In November, several hundred political prisoners were released. According to the human rights organization Amnesty International, some 600 Islamists and a number of communists were among the released. However, the organization pointed out that there were still about 1,000 political prisoners in Tunisian prisons.

President Ben Ali visited Morocco for the first time in March.

Tunisia's older history

Tunisia's oldest history coincides with developments in central northern Africa, where tools have been made that show that there has been a form of human-like presence there for up to 2.4 million years. It is in particular the finds of stone implements and animal bones at Ain Boucherit in the northeastern part of present-day Algeria, ie not far from modern Tunisia, that support this - although no remains of human-like species have been found.

Other discoveries in the region indicate the presence of the hominids (primates, including the homo erectus) about 200,000 years back in time.
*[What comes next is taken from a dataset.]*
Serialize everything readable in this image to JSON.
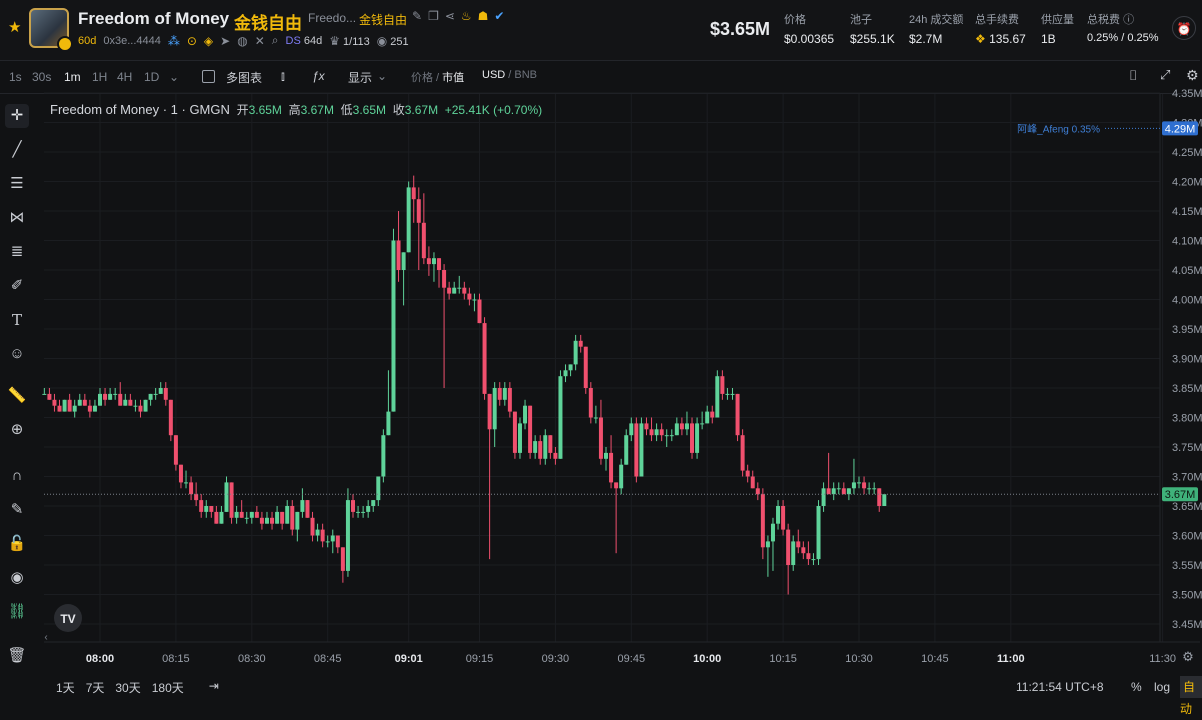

Such remains have been found, among others, in Saïda in today's Algeria. These include a culture called ateries, after the Bir al-Atir site, in eastern Algeria, on the border with Tunisia. This is known for its tools, from up to 130,000 years back in time.

Especially in today's Tunisia, but also elsewhere in North Africa, several discoveries have been made after a hunter culture called the capsia. Stone tools from here are dated to between 10,000 and 6,000 years BCE. Neolithic culture, with agriculture and animal husbandry, grew up on the coast and in the Sahara 4000–6000 years ago, before the area became desert.

In Mesolithic (older Stone Age), several peoples, some of supposed origins in Asia, migrated into North Africa. These formed the basis of what is considered Tunisia's original population: berbers (imazighen), which were divided into several tribes. Tunisia's oldest history, as well as parts of the modern, are therefore closely related to the Berbers, but the oldest time is poorly documented.

Today's Tunisia was in ancient times in an area of ​​northern Africa that the Greeks called Libya, and a Roman province they called Africa, after a former Phoenician designation. The later Arab conquerors continued this use (Ifrïqiyyah), originally of an area that included modern Tunisia and eastern parts of Algeria.